New GG Peter Cosgrove vows to stay out of politics
FORMER General Peter Cosgrove has vowed to stay out of political debate once he is officially appointed as Australia's 26th Governor-General in March.
After much speculation, Prime Minister Tony Abbott on Tuesday announced Queen Elizabeth II had officially accepted Gen Cosgrove's appointment.
While Governor-General Quentin Bryce recently entered the debate on the monarchy and gay marriage, Gen Cosgrove said he would "shine a light, but not generate heat" on political issues.
Despite the appointment of the military leader coinciding with the coming centenary of World War I, Mr Abbott said it was not a military appointment.

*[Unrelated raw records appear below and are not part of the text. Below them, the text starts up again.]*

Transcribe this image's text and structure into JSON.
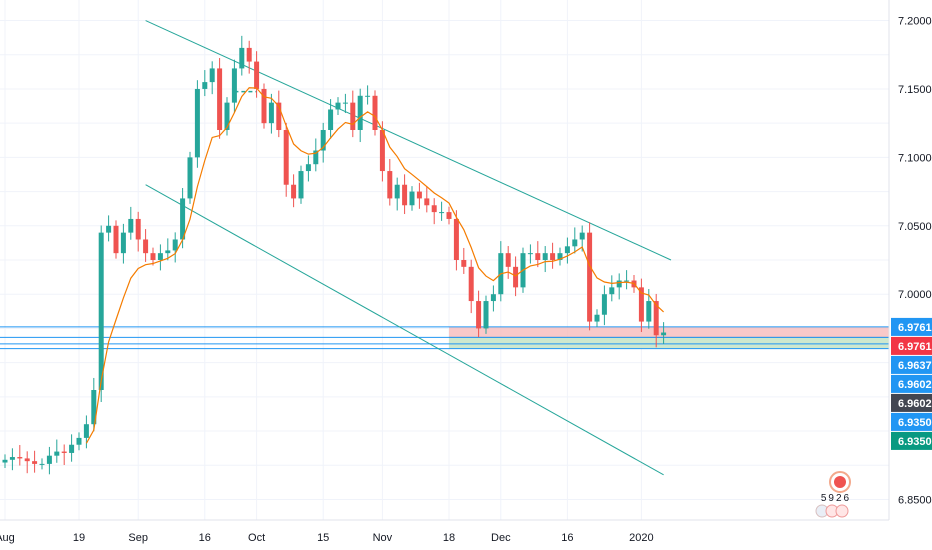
{
  "chart_data": {
    "type": "candlestick",
    "colors": {
      "up": "#26a69a",
      "down": "#ef5350",
      "ma": "#f57c00",
      "channel": "#26a69a",
      "hline": "#2196f3",
      "grid": "#f0f3fa",
      "stop_zone": "#f8bbbb",
      "target_zone": "#c8e6c9"
    },
    "x_axis": {
      "labels": [
        "Aug",
        "19",
        "Sep",
        "16",
        "Oct",
        "15",
        "Nov",
        "18",
        "Dec",
        "16",
        "2020"
      ],
      "label_index": [
        0,
        10,
        18,
        27,
        34,
        43,
        51,
        60,
        67,
        76,
        86
      ]
    },
    "y_axis": {
      "min": 6.835,
      "max": 7.215,
      "ticks": [
        "7.2000",
        "7.1500",
        "7.1000",
        "7.0500",
        "7.0000",
        "6.8500"
      ]
    },
    "horizontal_lines": [
      6.9761,
      6.9685,
      6.9637,
      6.9602
    ],
    "price_badges": [
      {
        "label": "6.9761",
        "value": 6.9761,
        "color": "#2196f3"
      },
      {
        "label": "6.9761",
        "value": 6.9761,
        "color": "#f23645"
      },
      {
        "label": "6.9637",
        "value": 6.9637,
        "color": "#2196f3"
      },
      {
        "label": "6.9602",
        "value": 6.9602,
        "color": "#2196f3"
      },
      {
        "label": "6.9602",
        "value": 6.9602,
        "color": "#434651"
      },
      {
        "label": "6.9350",
        "value": 6.935,
        "color": "#2196f3"
      },
      {
        "label": "6.9350",
        "value": 6.935,
        "color": "#089981"
      }
    ],
    "position": {
      "start_index": 60,
      "entry": 6.9685,
      "stop": 6.9761,
      "target": 6.9602
    },
    "channel_upper": {
      "from": [
        19,
        7.2
      ],
      "to": [
        90,
        7.025
      ]
    },
    "channel_lower": {
      "from": [
        19,
        7.08
      ],
      "to": [
        89,
        6.868
      ]
    },
    "dashed_level": {
      "from": [
        31,
        7.148
      ],
      "to": [
        34,
        7.148
      ]
    },
    "closes": [
      6.879,
      6.881,
      6.88,
      6.878,
      6.876,
      6.876,
      6.882,
      6.885,
      6.884,
      6.89,
      6.895,
      6.905,
      6.93,
      7.045,
      7.05,
      7.03,
      7.045,
      7.055,
      7.04,
      7.03,
      7.025,
      7.03,
      7.032,
      7.04,
      7.07,
      7.1,
      7.15,
      7.155,
      7.165,
      7.12,
      7.14,
      7.165,
      7.18,
      7.17,
      7.15,
      7.125,
      7.14,
      7.12,
      7.08,
      7.07,
      7.09,
      7.095,
      7.105,
      7.12,
      7.135,
      7.14,
      7.14,
      7.12,
      7.145,
      7.145,
      7.12,
      7.09,
      7.07,
      7.08,
      7.065,
      7.075,
      7.07,
      7.065,
      7.06,
      7.06,
      7.055,
      7.025,
      7.02,
      6.995,
      6.975,
      6.995,
      7.0,
      7.03,
      7.02,
      7.005,
      7.03,
      7.03,
      7.025,
      7.03,
      7.025,
      7.03,
      7.035,
      7.04,
      7.045,
      6.98,
      6.985,
      7.0,
      7.005,
      7.01,
      7.01,
      7.005,
      6.98,
      6.995,
      6.97,
      6.972
    ]
  }
}
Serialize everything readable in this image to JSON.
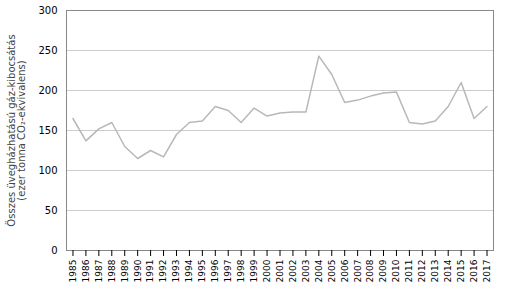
{
  "chart_data": {
    "type": "line",
    "x": [
      1985,
      1986,
      1987,
      1988,
      1989,
      1990,
      1991,
      1992,
      1993,
      1994,
      1995,
      1996,
      1997,
      1998,
      1999,
      2000,
      2001,
      2002,
      2003,
      2004,
      2005,
      2006,
      2007,
      2008,
      2009,
      2010,
      2011,
      2012,
      2013,
      2014,
      2015,
      2016,
      2017
    ],
    "values": [
      165,
      137,
      152,
      160,
      130,
      115,
      125,
      117,
      145,
      160,
      162,
      180,
      175,
      160,
      178,
      168,
      172,
      173,
      173,
      243,
      220,
      185,
      188,
      193,
      197,
      198,
      160,
      158,
      162,
      180,
      210,
      165,
      180
    ],
    "color": "#b8b8b8",
    "y_label": "Összes üvegházhatású gáz-kibocsátás\n(ezer tonna CO₂-ekvivalens)",
    "xlim": [
      1984.5,
      2017.5
    ],
    "xticks": [
      1985,
      1986,
      1987,
      1988,
      1989,
      1990,
      1991,
      1992,
      1993,
      1994,
      1995,
      1996,
      1997,
      1998,
      1999,
      2000,
      2001,
      2002,
      2003,
      2004,
      2005,
      2006,
      2007,
      2008,
      2009,
      2010,
      2011,
      2012,
      2013,
      2014,
      2015,
      2016,
      2017
    ],
    "ylim": [
      0,
      300
    ],
    "yticks": [
      0,
      50,
      100,
      150,
      200,
      250,
      300
    ],
    "grid": true
  }
}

He said of all those considered, Gen Cosgrove was the best candidate for the job, and that he could not think of a "finer Australian" to make the contribution.
Gen Cosgrove, joined by his wife Lynne in Canberra, said he was "truly humbled" by the appointment, vowing to meet as many Australians as possible during his term.
He said he hoped, with the government's blessing, to travel widely throughout the country, to learn more about the issues confronting Australians from all walks of life.
Gen Cosgrove said while he had a background in the military, he understood Australians society had a much broader diversity, promising to be a Governor-General for all.
He said he hoped he would be a "mirror to Australian society" as he went about the role.
Governor-General Designate Cosgrove will take up the position officially in March, and said he will live at the official residence at Yarralumla in Canberra.